By Leigh Goessl     Mar 12, 2013 in World
A student protest was triggered after a teacher accidentally sent out a mass email containing a document that included insulting comments about students made by teachers.
This week in Israel students protested after a teacher inadvertently sent out an attachment to high school students. The document sent out in the mass email contained disparaging and insulting comments made by teachers about their students, reported Gawker.
The teacher who sent the email was reportedly in charge of gathering information from colleagues in preparation of a field trip to various Holocaust sites throughout Poland. The information accumulated was described in the media as a "burn book" in the form of a spreadsheet.
Teachers made a variety of comments next to student names; some were complimentary or neutral (i.e. "pleasant", "quiet"), while others had notations such as "big baby", "liar", "not too bright" and "sicko", to name a few.
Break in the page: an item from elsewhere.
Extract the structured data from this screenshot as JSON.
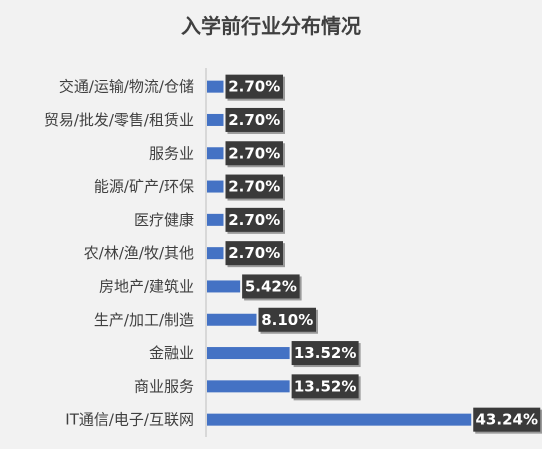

Students signed up for the trip were the ones that had received the email, reported The Scotsman.
Students arrived at school carrying signs highlighting the disparaging words teachers had used to describe them.
“It broke the trust with my teachers. I never believed that they could write something like that. I was surprised, in a bad way,” one of the students told Ynet on Monday (courtesy Jerusalem Post).
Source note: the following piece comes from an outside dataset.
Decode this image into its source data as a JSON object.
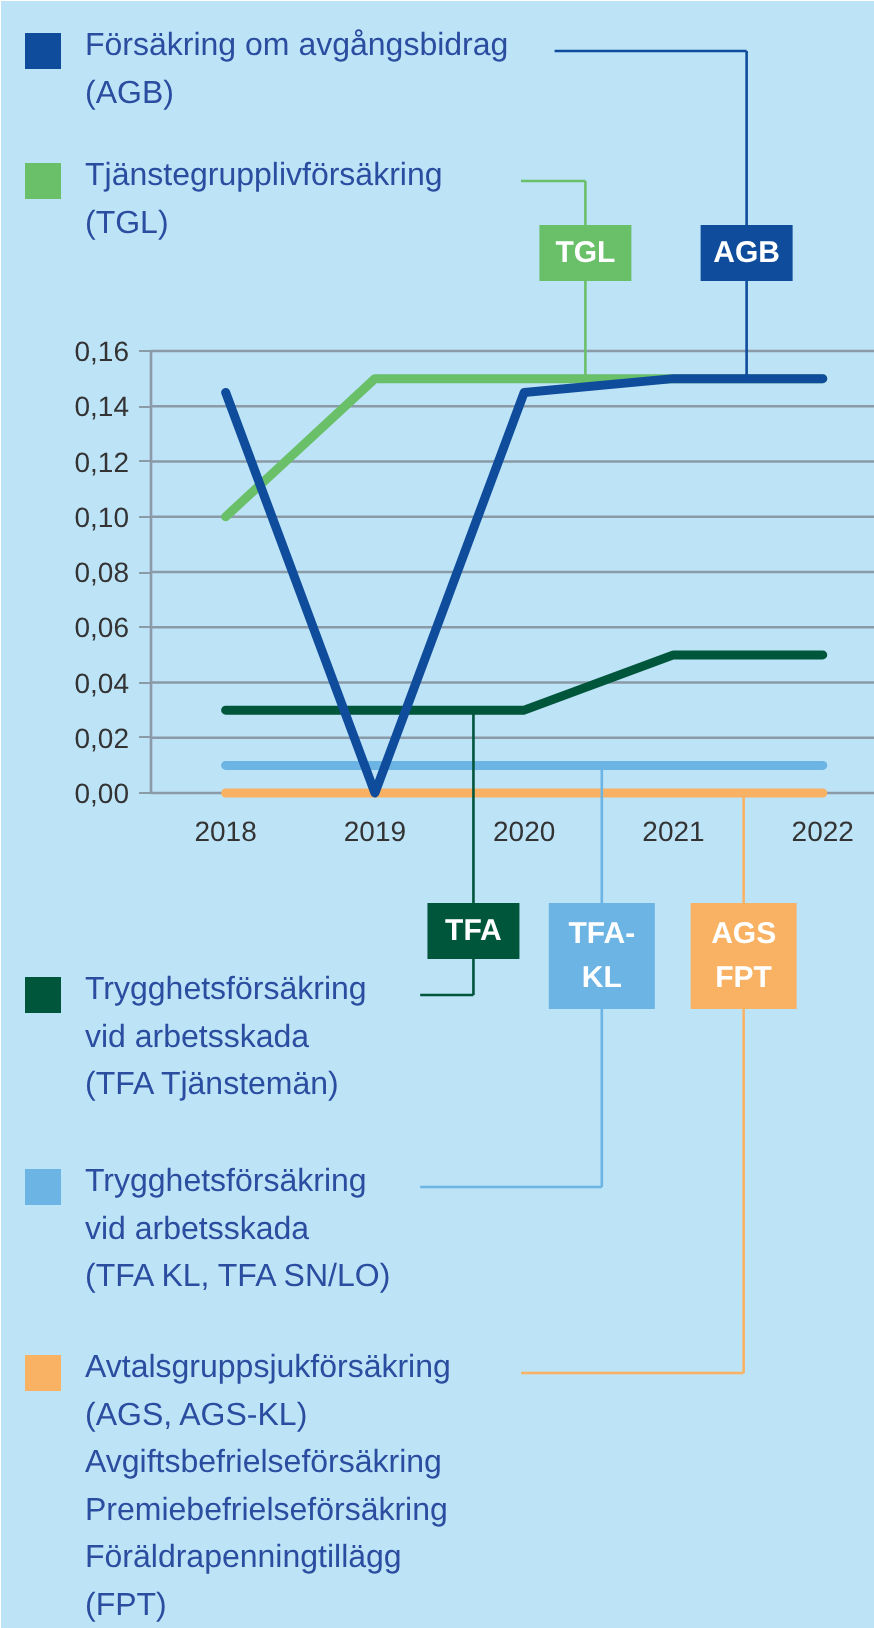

The Ministry of Education said it is taking this incident seriously. It released a statement on Monday stating that the disparaging comments made by teachers are "unacceptable" and have no place in the educational system, reported the Jerusalem Post.
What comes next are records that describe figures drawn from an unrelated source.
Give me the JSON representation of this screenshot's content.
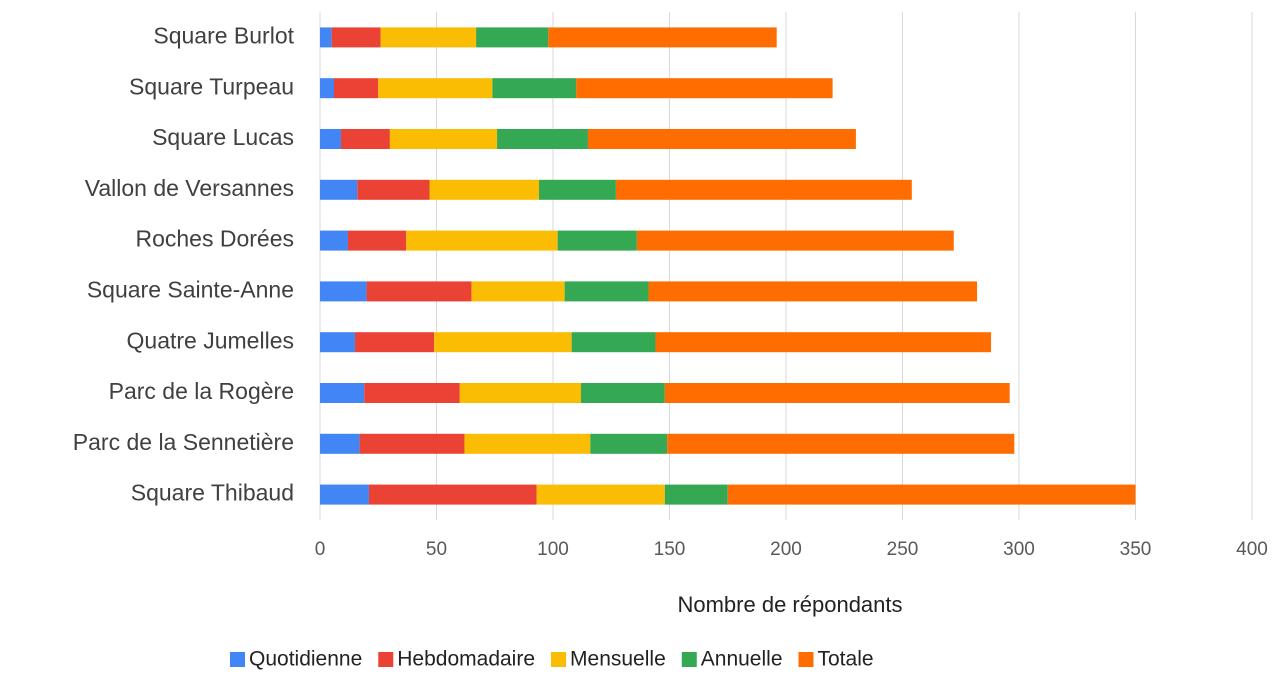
{
  "chart_data": {
    "type": "stacked_barh",
    "x_label": "Nombre de répondants",
    "categories": [
      "Square Burlot",
      "Square Turpeau",
      "Square Lucas",
      "Vallon de Versannes",
      "Roches Dorées",
      "Square Sainte-Anne",
      "Quatre Jumelles",
      "Parc de la Rogère",
      "Parc de la Sennetière",
      "Square Thibaud"
    ],
    "series": [
      {
        "name": "Quotidienne",
        "color": "#4285f4",
        "values": [
          5,
          6,
          9,
          16,
          12,
          20,
          15,
          19,
          17,
          21
        ]
      },
      {
        "name": "Hebdomadaire",
        "color": "#ea4335",
        "values": [
          21,
          19,
          21,
          31,
          25,
          45,
          34,
          41,
          45,
          72
        ]
      },
      {
        "name": "Mensuelle",
        "color": "#fbbc04",
        "values": [
          41,
          49,
          46,
          47,
          65,
          40,
          59,
          52,
          54,
          55
        ]
      },
      {
        "name": "Annuelle",
        "color": "#34a853",
        "values": [
          31,
          36,
          39,
          33,
          34,
          36,
          36,
          36,
          33,
          27
        ]
      },
      {
        "name": "Totale",
        "color": "#ff6d01",
        "values": [
          98,
          110,
          115,
          127,
          136,
          141,
          144,
          148,
          149,
          175
        ]
      }
    ],
    "xlim": [
      0,
      400
    ],
    "xticks": [
      0,
      50,
      100,
      150,
      200,
      250,
      300,
      350,
      400
    ],
    "grid": true,
    "legend": "bottom"
  }
}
The Ministry met with teachers to talk; teachers subsequently apologized to the students.
“This is not about a human error from a teacher who accidentally sent the email, this is about the fact that the document should not have been created in the first place,” said Yesh Atid MK Karin Elharar, chairwoman of the lobby for the integration of children with disabilities in the education system.
"How can we ask the students to behave in an appropriate manner if teachers show an example of unworthy acts?" she added.